Alaunyte I, Perry J, Aubrey T (2015).  Nutritional knowledge and eating habits of professional rugby league players: does knowledge translate into practice?  Journal of the International Society of Sports Nutrition.  Vol. 12 (18); DOI: 10.1186/s12970-015-0082-y

Burke LM, Hawley JA, Wong SHS, Jeukendrup AE (2011).  Carbohydrates for training and competition.  Journal of Sports Sciences.  Vol. 29; Supplement 1:  S17 – S27.

Close GL, Hamilton DL, Philip A, Burke LM, Morton JP (2016).  New strategies in sports nutrition to increase exercise performance.  Free Radical Biology and Medicine.  Vol. 98; 144 – 158.

García-Rovés PM, García-Zapico P, Patterson ÁM, Iglesias-Gutiérrez E (2014).  Nutrient Intake and Food Habits of Soccer Players: Analysing the Correlates of Eating Practice.  Nutrients.  Vol. 6 (7); 2697 – 2717.

Jeukendrup AE (2011).  Nutrition for endurance sports: marathon, triathlon, and road cycling.  Journal of Sports Sciences.  Vol. 29; Supplement 1:  S91 – S99.

Manore MM, Thompson JL (2006).  Energy requirements of the athlete:  Assessment and evidence of energy deficiency.  In:  Burke L, Deakin V., editors.  Clinical Sports Nutrition.  McGraw-Hill Book Company Australia; Roseville, CA, USA. pp 113 – 134.

Maughan R, Shirreffs S (2007).  Nutrition and Hydration concerns of the female football player.  British Journal of Sports Medicine.  Vol. 41; 160 -163.

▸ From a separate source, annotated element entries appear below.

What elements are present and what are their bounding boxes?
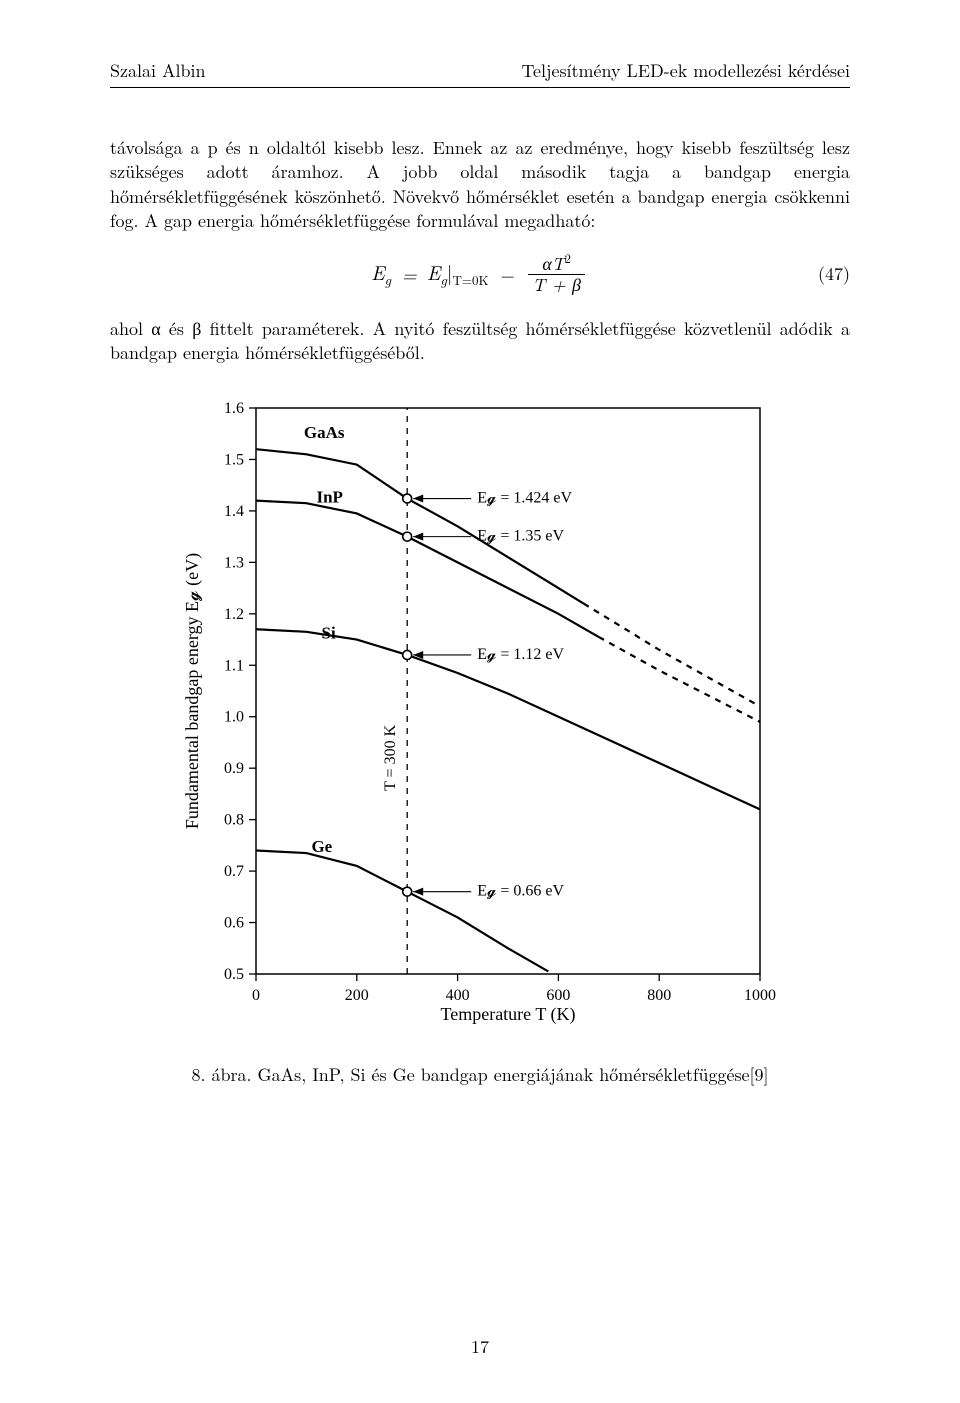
equation-47: Eg = Eg|T=0K − αT2 T + β (47) [110, 247, 850, 299]
svg-text:Si: Si [322, 623, 336, 642]
svg-text:400: 400 [446, 987, 470, 1004]
svg-text:1.5: 1.5 [224, 451, 244, 468]
header-author: Szalai Albin [110, 58, 206, 83]
svg-text:E𝓰 = 1.12 eV: E𝓰 = 1.12 eV [477, 646, 564, 663]
svg-text:T = 300 K: T = 300 K [382, 724, 399, 791]
page-number: 17 [0, 1334, 960, 1359]
svg-text:0.6: 0.6 [224, 914, 244, 931]
paragraph-1: távolsága a p és n oldaltól kisebb lesz.… [110, 136, 850, 233]
paragraph-2: ahol α és β fittelt paraméterek. A nyitó… [110, 317, 850, 366]
svg-text:0.8: 0.8 [224, 811, 244, 828]
eq-fraction: αT2 T + β [528, 252, 585, 295]
svg-text:1.2: 1.2 [224, 606, 244, 623]
svg-text:800: 800 [647, 987, 671, 1004]
figure-caption: 8. ábra. GaAs, InP, Si és Ge bandgap ene… [110, 1062, 850, 1087]
svg-text:0: 0 [252, 987, 260, 1004]
svg-text:0.7: 0.7 [224, 863, 244, 880]
svg-text:1.0: 1.0 [224, 709, 244, 726]
svg-text:Ge: Ge [311, 837, 332, 856]
bandgap-chart: 0 200 400 600 800 1000 Temperature T (K) 0.5 0.6… [180, 392, 780, 1032]
svg-text:0.5: 0.5 [224, 966, 244, 983]
svg-text:E𝓰 = 1.35 eV: E𝓰 = 1.35 eV [477, 527, 564, 544]
eq-rhs0: Eg|T=0K [427, 257, 489, 290]
svg-text:600: 600 [546, 987, 570, 1004]
svg-text:0.9: 0.9 [224, 760, 244, 777]
svg-text:Temperature T (K): Temperature T (K) [440, 1004, 575, 1025]
svg-text:Fundamental bandgap energy: Fundamental bandgap energy E𝓰 (eV) [182, 553, 203, 829]
svg-text:1.1: 1.1 [224, 657, 244, 674]
header-title: Teljesítmény LED-ek modellezési kérdései [521, 58, 850, 83]
svg-text:1.6: 1.6 [224, 400, 244, 417]
equation-number: (47) [818, 261, 850, 286]
svg-text:InP: InP [316, 487, 342, 506]
header-rule [110, 87, 850, 88]
svg-text:1000: 1000 [744, 987, 776, 1004]
svg-text:GaAs: GaAs [304, 423, 345, 442]
svg-text:E𝓰 = 0.66 eV: E𝓰 = 0.66 eV [477, 882, 564, 899]
svg-text:1.4: 1.4 [224, 503, 244, 520]
eq-lhs: Eg [371, 257, 391, 290]
svg-text:1.3: 1.3 [224, 554, 244, 571]
svg-text:E𝓰 = 1.424 eV: E𝓰 = 1.424 eV [477, 489, 572, 506]
svg-text:200: 200 [345, 987, 369, 1004]
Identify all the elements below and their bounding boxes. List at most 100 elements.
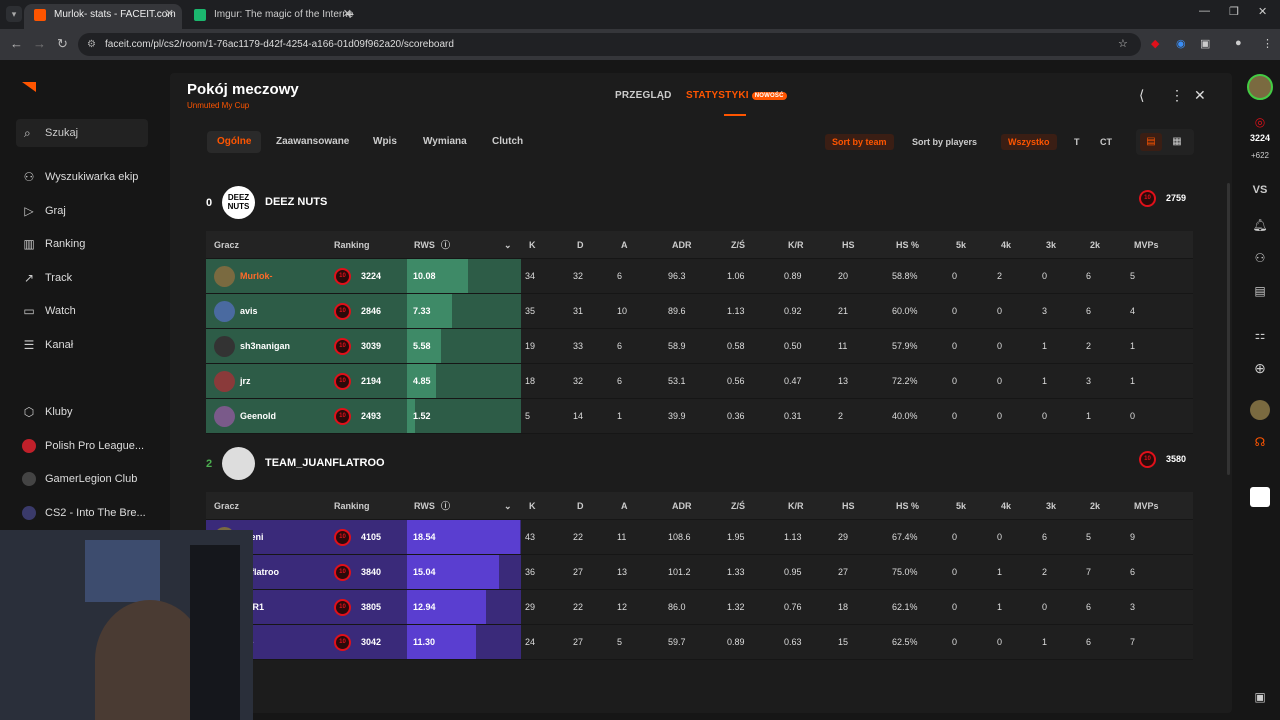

Ono M, Kennedy E, Reeves S, Cronin L (2012).  Nutrition and culture in professional football.  A mixed method approach.  Appetite.  Vol. 58 (1); 98 – 104.

Ozdoğan y, Ozcelik AE (2011).  Evaluation of the nutrition knowledge of sports department students of universities.  Journal of the International Society of Sports Nutrition.  Vol. 8 (11); DOI: 10.1186/1550-2783-8-11   

Reilly T, Drust B, Clark N (2008).  Muscle fatigue during football match play.  Sports Medicine.  Vol. 38 (5); 357- 367.

Samedi M (2007).   Soccer and Nutrition.  Journal of Sports Science and Medicine.   Supplement 10.

Trakman GL, Forsyth A, Devlin BL, Belski R (2016).  A Systematic Review of Athletes’ & Coaches’ Nutrition Knowledge & Reflections on the Quality of Current Knowledge Measures.  Nutrients. Vol 9. PiE570​.